Charts of patients submitted to the AFE registry between 2013 and 2017 were analyzed. A group of experts in critical care obstetrics conducted a standard, detailed clinical analysis of medical records to categorize these women into 3 groups: (1) Amniotic fluid embolism. (2) A different diagnosis (3) Indeterminate diagnosis. Charts were also analyzed separately to determine whether they met the recently published, objective criteria for the diagnosis of AFE. We then determined the correlation between standard expert record analysis and use of these strict, objective criteria.

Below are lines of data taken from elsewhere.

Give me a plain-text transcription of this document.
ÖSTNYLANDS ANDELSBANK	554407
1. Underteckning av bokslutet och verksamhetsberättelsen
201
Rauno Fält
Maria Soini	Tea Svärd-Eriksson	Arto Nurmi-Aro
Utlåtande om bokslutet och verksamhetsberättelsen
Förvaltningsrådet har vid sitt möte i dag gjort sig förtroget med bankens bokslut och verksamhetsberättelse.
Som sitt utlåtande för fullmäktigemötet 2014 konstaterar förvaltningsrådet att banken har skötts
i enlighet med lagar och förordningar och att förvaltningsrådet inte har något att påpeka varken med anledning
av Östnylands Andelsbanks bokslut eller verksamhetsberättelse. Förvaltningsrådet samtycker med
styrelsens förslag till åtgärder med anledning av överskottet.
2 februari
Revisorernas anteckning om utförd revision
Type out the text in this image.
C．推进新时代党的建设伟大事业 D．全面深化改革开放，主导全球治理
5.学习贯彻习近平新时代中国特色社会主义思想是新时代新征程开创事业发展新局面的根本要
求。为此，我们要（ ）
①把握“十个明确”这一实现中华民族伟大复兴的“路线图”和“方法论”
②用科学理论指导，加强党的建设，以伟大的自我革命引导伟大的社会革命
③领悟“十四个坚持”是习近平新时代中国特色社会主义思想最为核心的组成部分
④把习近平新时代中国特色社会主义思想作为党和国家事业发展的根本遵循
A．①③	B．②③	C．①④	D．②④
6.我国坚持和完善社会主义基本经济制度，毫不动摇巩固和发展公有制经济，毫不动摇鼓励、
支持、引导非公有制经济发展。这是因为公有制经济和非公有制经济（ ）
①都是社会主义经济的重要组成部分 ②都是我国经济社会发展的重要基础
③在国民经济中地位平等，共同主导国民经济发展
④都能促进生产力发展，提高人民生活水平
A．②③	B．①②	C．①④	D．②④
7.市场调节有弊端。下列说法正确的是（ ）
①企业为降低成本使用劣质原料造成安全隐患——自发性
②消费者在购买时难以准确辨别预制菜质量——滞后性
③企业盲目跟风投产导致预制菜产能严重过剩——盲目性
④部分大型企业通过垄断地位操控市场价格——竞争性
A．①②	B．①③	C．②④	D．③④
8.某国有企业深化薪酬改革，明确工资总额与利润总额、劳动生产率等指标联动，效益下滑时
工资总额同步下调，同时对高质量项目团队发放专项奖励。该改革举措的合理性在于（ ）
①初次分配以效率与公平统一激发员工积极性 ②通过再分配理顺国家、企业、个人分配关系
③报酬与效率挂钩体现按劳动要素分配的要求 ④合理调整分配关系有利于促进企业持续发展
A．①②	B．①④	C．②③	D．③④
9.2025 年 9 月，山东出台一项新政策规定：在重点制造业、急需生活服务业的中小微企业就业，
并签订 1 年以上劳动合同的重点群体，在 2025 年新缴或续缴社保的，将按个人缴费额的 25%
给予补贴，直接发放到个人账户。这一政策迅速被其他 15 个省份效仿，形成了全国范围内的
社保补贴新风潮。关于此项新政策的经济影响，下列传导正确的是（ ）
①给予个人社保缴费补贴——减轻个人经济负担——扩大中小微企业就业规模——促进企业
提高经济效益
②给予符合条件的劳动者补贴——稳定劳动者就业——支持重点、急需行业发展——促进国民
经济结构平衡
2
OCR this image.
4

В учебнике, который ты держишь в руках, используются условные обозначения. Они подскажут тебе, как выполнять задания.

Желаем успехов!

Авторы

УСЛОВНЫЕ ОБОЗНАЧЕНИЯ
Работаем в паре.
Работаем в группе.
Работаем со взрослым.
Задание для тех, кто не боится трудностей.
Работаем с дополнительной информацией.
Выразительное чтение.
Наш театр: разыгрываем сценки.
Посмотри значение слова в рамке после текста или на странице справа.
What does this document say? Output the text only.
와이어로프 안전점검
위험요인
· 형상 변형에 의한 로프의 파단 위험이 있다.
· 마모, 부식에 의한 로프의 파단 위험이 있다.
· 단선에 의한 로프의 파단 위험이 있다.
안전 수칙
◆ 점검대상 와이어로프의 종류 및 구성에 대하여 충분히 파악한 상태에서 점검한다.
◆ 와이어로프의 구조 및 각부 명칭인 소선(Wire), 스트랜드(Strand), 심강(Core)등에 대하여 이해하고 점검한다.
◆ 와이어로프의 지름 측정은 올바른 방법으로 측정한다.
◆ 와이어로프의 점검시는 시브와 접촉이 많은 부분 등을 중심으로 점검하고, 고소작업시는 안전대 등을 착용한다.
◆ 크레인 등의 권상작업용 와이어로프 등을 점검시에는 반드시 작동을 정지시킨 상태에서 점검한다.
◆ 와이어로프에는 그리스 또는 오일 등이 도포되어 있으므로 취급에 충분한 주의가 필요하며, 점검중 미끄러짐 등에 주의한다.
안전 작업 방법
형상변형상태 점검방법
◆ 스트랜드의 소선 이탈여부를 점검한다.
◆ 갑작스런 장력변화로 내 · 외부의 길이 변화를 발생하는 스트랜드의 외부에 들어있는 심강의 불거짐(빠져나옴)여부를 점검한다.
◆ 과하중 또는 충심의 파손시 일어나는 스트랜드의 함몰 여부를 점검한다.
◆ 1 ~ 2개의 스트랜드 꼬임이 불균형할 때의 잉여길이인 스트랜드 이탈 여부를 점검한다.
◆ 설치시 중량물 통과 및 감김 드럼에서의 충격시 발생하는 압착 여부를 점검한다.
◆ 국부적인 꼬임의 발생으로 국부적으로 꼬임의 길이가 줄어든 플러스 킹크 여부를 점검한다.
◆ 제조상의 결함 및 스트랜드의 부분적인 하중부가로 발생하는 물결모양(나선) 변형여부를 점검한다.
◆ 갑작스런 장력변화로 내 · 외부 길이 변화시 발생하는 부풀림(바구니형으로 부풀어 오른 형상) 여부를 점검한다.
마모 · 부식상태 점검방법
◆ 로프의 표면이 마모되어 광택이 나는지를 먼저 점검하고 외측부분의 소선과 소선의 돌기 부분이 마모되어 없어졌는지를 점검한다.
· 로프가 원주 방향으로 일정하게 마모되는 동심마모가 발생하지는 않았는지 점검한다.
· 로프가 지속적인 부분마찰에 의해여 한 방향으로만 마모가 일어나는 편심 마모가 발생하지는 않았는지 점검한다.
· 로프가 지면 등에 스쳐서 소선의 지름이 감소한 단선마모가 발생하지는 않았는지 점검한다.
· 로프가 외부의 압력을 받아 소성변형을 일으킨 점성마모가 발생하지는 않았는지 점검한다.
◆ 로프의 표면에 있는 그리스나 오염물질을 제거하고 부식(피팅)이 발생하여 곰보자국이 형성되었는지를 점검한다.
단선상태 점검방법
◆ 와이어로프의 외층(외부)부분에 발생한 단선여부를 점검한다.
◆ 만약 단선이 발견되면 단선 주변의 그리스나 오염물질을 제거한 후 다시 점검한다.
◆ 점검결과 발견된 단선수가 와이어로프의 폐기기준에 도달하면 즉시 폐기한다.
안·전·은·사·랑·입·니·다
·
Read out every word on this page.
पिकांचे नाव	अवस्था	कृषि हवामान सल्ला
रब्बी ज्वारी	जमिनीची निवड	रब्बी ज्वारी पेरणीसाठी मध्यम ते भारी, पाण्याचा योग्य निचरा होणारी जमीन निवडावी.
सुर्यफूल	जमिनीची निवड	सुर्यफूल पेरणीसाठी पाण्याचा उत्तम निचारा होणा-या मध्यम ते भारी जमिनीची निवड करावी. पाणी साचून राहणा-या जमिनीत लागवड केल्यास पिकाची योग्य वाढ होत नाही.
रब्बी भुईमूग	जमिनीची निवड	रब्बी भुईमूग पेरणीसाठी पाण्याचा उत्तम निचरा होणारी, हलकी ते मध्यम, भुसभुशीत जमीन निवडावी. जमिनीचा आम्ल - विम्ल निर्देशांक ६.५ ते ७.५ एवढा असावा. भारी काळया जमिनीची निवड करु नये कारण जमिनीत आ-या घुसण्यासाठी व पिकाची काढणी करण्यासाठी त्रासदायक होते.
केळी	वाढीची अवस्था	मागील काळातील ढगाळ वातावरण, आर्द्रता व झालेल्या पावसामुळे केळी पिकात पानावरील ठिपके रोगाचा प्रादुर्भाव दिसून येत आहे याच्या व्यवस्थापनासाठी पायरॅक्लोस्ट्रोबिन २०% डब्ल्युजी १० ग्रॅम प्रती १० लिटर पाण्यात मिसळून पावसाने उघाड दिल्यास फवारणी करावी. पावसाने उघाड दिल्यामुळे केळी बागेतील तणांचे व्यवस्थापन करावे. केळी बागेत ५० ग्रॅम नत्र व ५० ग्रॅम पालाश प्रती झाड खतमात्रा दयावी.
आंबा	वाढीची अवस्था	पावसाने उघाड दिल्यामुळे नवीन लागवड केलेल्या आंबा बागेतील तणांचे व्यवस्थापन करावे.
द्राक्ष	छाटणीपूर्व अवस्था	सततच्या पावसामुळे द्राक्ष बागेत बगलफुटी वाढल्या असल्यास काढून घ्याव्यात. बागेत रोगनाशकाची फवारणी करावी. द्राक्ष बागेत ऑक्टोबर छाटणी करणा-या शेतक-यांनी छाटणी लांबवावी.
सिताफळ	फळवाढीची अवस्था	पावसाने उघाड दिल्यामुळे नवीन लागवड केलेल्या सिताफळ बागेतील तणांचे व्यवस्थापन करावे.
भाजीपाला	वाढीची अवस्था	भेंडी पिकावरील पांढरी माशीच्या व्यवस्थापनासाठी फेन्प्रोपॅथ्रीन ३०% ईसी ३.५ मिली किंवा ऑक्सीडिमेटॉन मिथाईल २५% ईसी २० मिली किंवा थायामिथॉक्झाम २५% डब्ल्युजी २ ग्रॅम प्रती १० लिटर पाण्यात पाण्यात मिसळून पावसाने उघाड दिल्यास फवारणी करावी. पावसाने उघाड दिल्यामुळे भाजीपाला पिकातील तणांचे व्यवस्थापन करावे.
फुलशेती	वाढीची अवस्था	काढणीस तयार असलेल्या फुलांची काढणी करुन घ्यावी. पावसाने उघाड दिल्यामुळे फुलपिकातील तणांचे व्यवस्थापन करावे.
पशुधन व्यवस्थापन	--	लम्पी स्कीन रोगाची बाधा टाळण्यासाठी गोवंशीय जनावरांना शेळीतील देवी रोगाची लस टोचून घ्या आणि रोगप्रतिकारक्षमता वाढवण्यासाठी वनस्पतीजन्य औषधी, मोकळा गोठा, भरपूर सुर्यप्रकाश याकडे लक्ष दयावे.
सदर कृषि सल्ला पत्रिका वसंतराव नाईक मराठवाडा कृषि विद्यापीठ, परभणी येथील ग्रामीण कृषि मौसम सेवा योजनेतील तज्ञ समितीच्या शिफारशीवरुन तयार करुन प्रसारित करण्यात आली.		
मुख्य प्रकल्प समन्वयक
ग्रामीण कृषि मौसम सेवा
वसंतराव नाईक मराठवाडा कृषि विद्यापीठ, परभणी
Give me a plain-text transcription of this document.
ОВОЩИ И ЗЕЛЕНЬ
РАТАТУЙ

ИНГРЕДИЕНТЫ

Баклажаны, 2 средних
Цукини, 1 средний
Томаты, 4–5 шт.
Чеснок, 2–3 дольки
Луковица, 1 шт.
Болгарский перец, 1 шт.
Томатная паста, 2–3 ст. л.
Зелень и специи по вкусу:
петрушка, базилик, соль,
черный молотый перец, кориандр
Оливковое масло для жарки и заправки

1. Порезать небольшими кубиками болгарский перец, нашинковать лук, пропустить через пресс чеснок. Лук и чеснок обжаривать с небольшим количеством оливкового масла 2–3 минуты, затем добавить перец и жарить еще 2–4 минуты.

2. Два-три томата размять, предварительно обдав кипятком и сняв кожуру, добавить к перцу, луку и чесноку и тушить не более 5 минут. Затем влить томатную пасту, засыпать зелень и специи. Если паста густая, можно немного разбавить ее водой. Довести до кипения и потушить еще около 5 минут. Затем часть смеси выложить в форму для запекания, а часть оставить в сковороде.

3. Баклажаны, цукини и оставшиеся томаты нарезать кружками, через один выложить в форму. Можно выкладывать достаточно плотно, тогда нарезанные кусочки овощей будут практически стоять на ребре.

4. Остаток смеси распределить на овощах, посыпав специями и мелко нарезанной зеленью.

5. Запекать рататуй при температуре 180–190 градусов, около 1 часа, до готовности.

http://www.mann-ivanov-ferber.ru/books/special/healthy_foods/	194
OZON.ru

Records for 115 patients submitted to the registry as cases of AFE were analyzed. In 68 cases (59%) expert review resulted in the diagnosis of AFE. 26 cases (23%) had clear alternative diagnoses and the diagnosis in 21 cases (18%) was indeterminate. When subjected to published rigorous diagnostic criteria, 54 women were determined to have had a classic AFE. In all 54 cases, these women were also identified as classic AFE per standard expert review. 14 cases (22%) identified as AFE by expert review did not meet the strict diagnostic research criteria as a classic AFE, however were considered to be atypical cases of AFE.
Strict diagnostic criteria for AFE were designed to reduce or eliminate the likelihood of including non-AFE cases in published data, a problem which has markedly hampered understanding of this condition in the past. These criteria were developed with the understanding that this methodology would exclude some atypical cases of AFE. Our data suggest that 100% of cases so identified will indeed have classic AFE, and that 22% of cases of probable AFE would be excluded from research consideration using these criteria.